Second part is to solve the problem of too much data already on the server. To do this, you announce the policy above and put it into place. Send people advance notice (two weeks, one week, two days, one day, etc.) that their mailbox is going to be locked if they don't clean it. For those who don't clean it, go ahead and lock it. Leave it that way for a short while (until you get some complaints) and then announce a one-week extension.
Then, for those who *still* don't do anything about it, take all the messages that are older than 60 days, remove them from the user's mailbox, then put them aside. Burn a CD of the mailbox and send it (interoffice mail, or whatever) to the user's manager. Then make your own archive of all such messages, and delete them from the server.
Now the recalcitrant people will have to go see their manager to get their old messages, and the managers will know why and will know that they've been given several warnings and an extension and still didn't bother to do anything about it. Maybe the manager won't care, but I can't imagine they'll have a positive feeling about their employee having found a way to waste their time.
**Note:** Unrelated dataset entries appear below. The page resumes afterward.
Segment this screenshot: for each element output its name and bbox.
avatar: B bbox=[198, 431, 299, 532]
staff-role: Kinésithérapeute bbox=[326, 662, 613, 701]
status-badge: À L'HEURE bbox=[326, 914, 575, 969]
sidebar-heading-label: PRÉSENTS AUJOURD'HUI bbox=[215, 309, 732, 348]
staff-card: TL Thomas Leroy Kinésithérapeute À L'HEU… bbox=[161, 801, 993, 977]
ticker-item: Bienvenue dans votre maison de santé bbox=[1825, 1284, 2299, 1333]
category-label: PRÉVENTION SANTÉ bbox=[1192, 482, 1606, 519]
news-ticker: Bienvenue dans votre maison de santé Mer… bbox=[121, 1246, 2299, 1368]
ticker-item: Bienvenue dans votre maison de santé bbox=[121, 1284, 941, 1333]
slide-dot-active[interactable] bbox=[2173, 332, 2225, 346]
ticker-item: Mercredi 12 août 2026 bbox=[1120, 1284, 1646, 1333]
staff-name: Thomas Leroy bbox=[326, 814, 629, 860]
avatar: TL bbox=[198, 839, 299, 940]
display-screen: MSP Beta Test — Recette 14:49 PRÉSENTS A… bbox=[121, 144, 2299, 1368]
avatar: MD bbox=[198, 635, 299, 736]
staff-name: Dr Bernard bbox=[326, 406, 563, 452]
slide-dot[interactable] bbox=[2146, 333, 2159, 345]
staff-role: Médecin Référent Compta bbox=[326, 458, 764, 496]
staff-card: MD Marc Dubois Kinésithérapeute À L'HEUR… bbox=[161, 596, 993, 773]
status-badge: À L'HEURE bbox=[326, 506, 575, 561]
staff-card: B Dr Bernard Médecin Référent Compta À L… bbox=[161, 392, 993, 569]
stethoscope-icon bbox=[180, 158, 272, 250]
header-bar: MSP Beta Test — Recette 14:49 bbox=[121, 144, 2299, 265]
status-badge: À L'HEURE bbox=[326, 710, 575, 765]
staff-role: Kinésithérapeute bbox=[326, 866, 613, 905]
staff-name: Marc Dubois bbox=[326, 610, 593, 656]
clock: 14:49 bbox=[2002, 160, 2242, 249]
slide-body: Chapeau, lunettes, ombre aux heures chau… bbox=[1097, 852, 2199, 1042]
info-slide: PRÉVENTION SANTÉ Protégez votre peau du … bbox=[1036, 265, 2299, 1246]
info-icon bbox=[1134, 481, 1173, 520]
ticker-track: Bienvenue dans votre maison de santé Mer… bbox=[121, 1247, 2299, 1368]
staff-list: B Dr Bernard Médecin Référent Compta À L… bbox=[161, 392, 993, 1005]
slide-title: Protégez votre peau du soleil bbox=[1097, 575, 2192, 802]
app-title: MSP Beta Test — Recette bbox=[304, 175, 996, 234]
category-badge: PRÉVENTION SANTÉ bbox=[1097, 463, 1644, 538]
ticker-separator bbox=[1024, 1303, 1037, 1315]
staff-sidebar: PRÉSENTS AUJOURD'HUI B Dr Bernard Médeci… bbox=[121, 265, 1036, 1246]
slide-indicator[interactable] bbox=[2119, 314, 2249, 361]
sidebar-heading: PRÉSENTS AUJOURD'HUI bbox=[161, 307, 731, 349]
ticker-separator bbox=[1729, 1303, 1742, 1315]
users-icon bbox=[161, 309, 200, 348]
How to save 90% of disk space:
Sort all users e-mail recieved by size for a given year.
Delete 5% of the largest e-mails. These will probably account for around 90% of all disk usage. They probably represent file attachments which should have been stored on a server instead of in an e-mail account anyway.
Just think, when you mail a 2MB attachment to 3,000 people in a division, that could use quite a bit of disk space.
With a properly designed mail system, only one copy of the message would be stored on disk, with pointers from each mailbox to the single central copy.
*shrugs*
Give a man a fish, he'll eat for a day, but teach a man to phish...
I hate it when people associate taxpayers + government with customers + business. The two relationships are very different.
There are no laws I know of that tell me I have to pay Company X for products. If I don't want any products from Company X, I won't buy anything from them. I'm not going to be breaking any laws because of it. However, if I don't pay my taxes I'll get hounded to death with the possibly of being tossed in jail.
See the difference?
A Penny for my thoughts? Here's my two cents. I got ripped off!
I don't know what business you work in, but if they haven't read it in 3 days, they've lost my business.
Let me guess.... you're emigrating a lot, yes? Otherwise you might have to have "business" with the government. Good luck getting a reply in three days there.
Kjella
Live today, because you never know what tomorrow brings
She doesn't sound like a bitch. She sounds like someone who wanted to share the experiences of the company picnic with everyone. That doesn't sound like a bitch to me. She may not have known about the problems her post would cause. If she had done something like this in the past, and did it again, that might make her "stupid", but not a bitch. A bitch is someone who complains when another employee has a family picture on her desk, because personal decorations are against company policy. A bitch is someone who expects people to drop everything to help him/her, but won't lift a finger to help others. A bitch is, generally, a person who is unpleasant to be around, a person whom almost no one likes. A bitch is not someone who would pass around pictures of the company picnic. A person who calls a woman a "stupid bitch" because she made a simple mistake sounds like a sexist asshole to me, and not someone that I'd like to know.